Sunday, 24 August 2014

Cheesy Cities, Meals and Literature

Lecce, Italy

Lecce sounds like a dairy product. And that's fitting as this post is mostly about cheese.

I'll start with how we got to this milky city: we had bought ferry tickets to Greece but we didn't want to wait in Brindisi all evening (Brindisi being a lame port town) so we went off to explore the heel of the boot that is Italy.
Street in Lecce, Italy
Lecce's duomo (cathedral) was interesting but we couldn't get a good photograph as the sun was behind it, and we couldn't go inside as it was closed. Off the main piazza, we found a dessert cafe and settled in with various chocolate mousse-shaped tasties. Wanting to enjoy the sun, we rested on a bench in a park we found, listening to a Dresden Files audiobook. Don't even get me started on the Dresden Files. The first one is good, but after that they get extremely repetitive and become filled with cheesy jokes. I believe I got to the seventh book because I had nothing else to listen to, and rage quit halfway through. Never again.
Street in Lecce, Italy
There was a path that led directly through the park, into an old building and out into the historic centre. We wandered through the Piazza del Duomo, and towards the ancient Roman ampitheatre that had been excavated. Just to reinforce Emperor Hadrian's greatness, he once up and moved the city two kilometers...with his bare hands (okay I made that last part up, but it's plausible).
Street in Lecce, Italy
As night fell, we approached a Lonely Planet recommended restaurant. A server informed us that they wouldn't be opening for a while, so they asked Yannick for a name to take a reservation. Not knowing how to spell out Italian letters, he mimed writing himself. Confused at first, she handed over the pad and he wrote it down for them.

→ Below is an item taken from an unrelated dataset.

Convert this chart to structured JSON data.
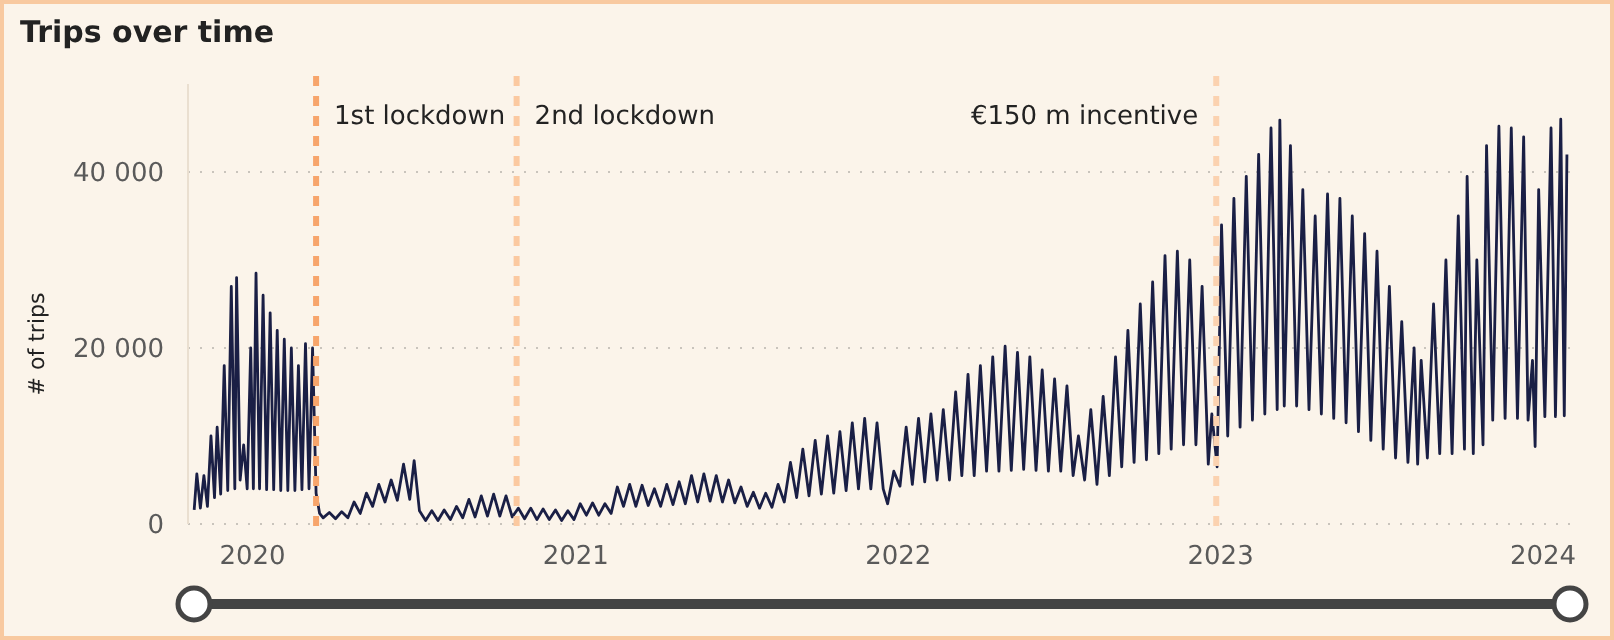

We wandered the streets to kill time, the light stone buildings fading in the dusk. When we returned, the menu was unfamiliar, being all in Italian and laid out in many different parts. Not knowing if we had to order vegetables separately or not, we just ordered bruschetta to start followed by meat.

The bruschetta was the best we had ever had: one with cheese and tomato and another with cheese and pancetta. For mains, I had two sausages and Yannick had one sausage covered in cheese. Strange, but delicious.

We rounded off the evening by exploring the night market that had sprung up, before preparing ourselves for the long ferry journey ahead.